My little one soon had playmates, though I was uneasy about revealing my feelings about television to his playmates’ mothers. I wanted to seem relaxed and easygoing, but the mothers soon knew me to be otherwise.

“You’d rather I not have the television on, right?” one of my friends asked after she had seen me distracting my son from her big-screen set. I nodded without explaining the subtleties of my method. Rather than openly condemn television, I had simply been telling my child that we had better things to do than watch TV, even if I didn’t always believe the mantra myself.

I assumed that after we left my friend’s house, she would put in a Cinderella video so she could enjoy a leisurely hour or two of peace and quiet. Whereas, I would probably let my son dismantle the contents of our pantry for me to get a much-needed break when we got home.

Fortunately though, I began to reap the rewards of our TV-free lifestyle. As I weaned myself off sitcoms, I made better use of my time, and my son, who learned to talk early, grew into a cheerful toddler who became adept at entertaining himself much faster than his peers who were now dependent on cartoons. He brought an incredible amount of focus to whatever he did. By age 4, he mastered the math required to play Monopoly and Yahtzee, he read books intended for grade school kids and he transposed the songs he had taught himself on the piano into six different keys.

Yet, even as my son thrived and excelled, I wavered between joy and concern, particularly when he started kindergarten and was the only kid in his class who hadn’t seen a Disney movie. I feared he would become a complete misfit.

“I know I told you we were going to wait until you turned 6 to see a movie,” I said in an encouraging tone, “but you can watch A Bug’s Life, because all your classmates have seen it.”

“That’s OK,” he said nonchalantly. “I’m fine.”

I had hoped my jump-on-the-bandwagon pitch would counteract my subtle brainwashing of the past. However, my son wasn’t concerned with being like everyone else. He had his own admittedly unusual interests, like studying maps. I couldn’t complain— I had a terrible sense of direction and often needed his help.

When my son turned 6, I finally insisted he watch a movie because he had been invited to sleep overs, where movies were a given. I didn’t want him to make a fuss for others by refusing to watch. I put in a Tigger video, which probably wasn’t a great choice, as it didn’t exactly convince him that movies were all that exciting.

“It was a simplistic piece of drivel meant for a preschooler,” my husband said when the video ended.

Yet Finding Nemo certainly did the trick. Our son loved it so much, I assumed he would want to watch it every day and beg to see all the cartoons he had been missing. But that didn’t happen. In fact, with the exception of a few lengthy televised events and movies, we’ve still, to this day, rarely watched more than a couple hours of TV a week, and our son is now 11. More surprisingly, we’ve managed to get by without buying a video game system.
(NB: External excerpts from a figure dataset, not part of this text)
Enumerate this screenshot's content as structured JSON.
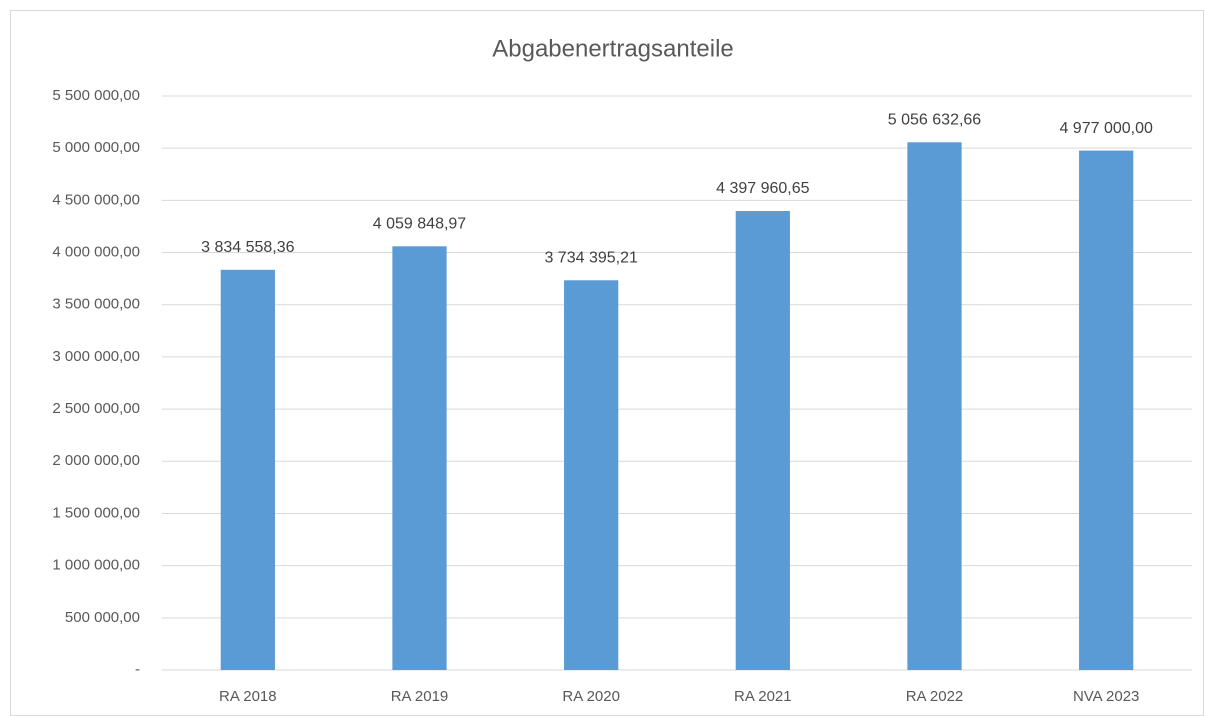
{
  "chart_data": {
    "type": "bar",
    "title": "Abgabenertragsanteile",
    "categories": [
      "RA 2018",
      "RA 2019",
      "RA 2020",
      "RA 2021",
      "RA 2022",
      "NVA 2023"
    ],
    "values": [
      3834558.36,
      4059848.97,
      3734395.21,
      4397960.65,
      5056632.66,
      4977000.0
    ],
    "value_labels": [
      "3 834 558,36",
      "4 059 848,97",
      "3 734 395,21",
      "4 397 960,65",
      "5 056 632,66",
      "4 977 000,00"
    ],
    "color": "#5b9bd5",
    "ylim": [
      0,
      5500000
    ],
    "yticks": [
      {
        "value": 0,
        "label": "-"
      },
      {
        "value": 500000,
        "label": "500 000,00"
      },
      {
        "value": 1000000,
        "label": "1 000 000,00"
      },
      {
        "value": 1500000,
        "label": "1 500 000,00"
      },
      {
        "value": 2000000,
        "label": "2 000 000,00"
      },
      {
        "value": 2500000,
        "label": "2 500 000,00"
      },
      {
        "value": 3000000,
        "label": "3 000 000,00"
      },
      {
        "value": 3500000,
        "label": "3 500 000,00"
      },
      {
        "value": 4000000,
        "label": "4 000 000,00"
      },
      {
        "value": 4500000,
        "label": "4 500 000,00"
      },
      {
        "value": 5000000,
        "label": "5 000 000,00"
      },
      {
        "value": 5500000,
        "label": "5 500 000,00"
      }
    ],
    "grid": true
  }
}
“You can play video games at other kids’ houses,” I remind my son, “as long as they’re rated E for everyone.”
“I know, Mom,” he says, “but I have better things to do when I’m with my friends.”

I can’t argue with that. I watch my son hike and play soccer, compete in chess and robotics tournaments, and play violin with his band. And when he wants down time, I see him happily sprawled on the couch with a book. Often my husband and I join him there, and I marvel that we are as close and connected as I always hoped we would be. And better still, none of us can name the Teletubbies.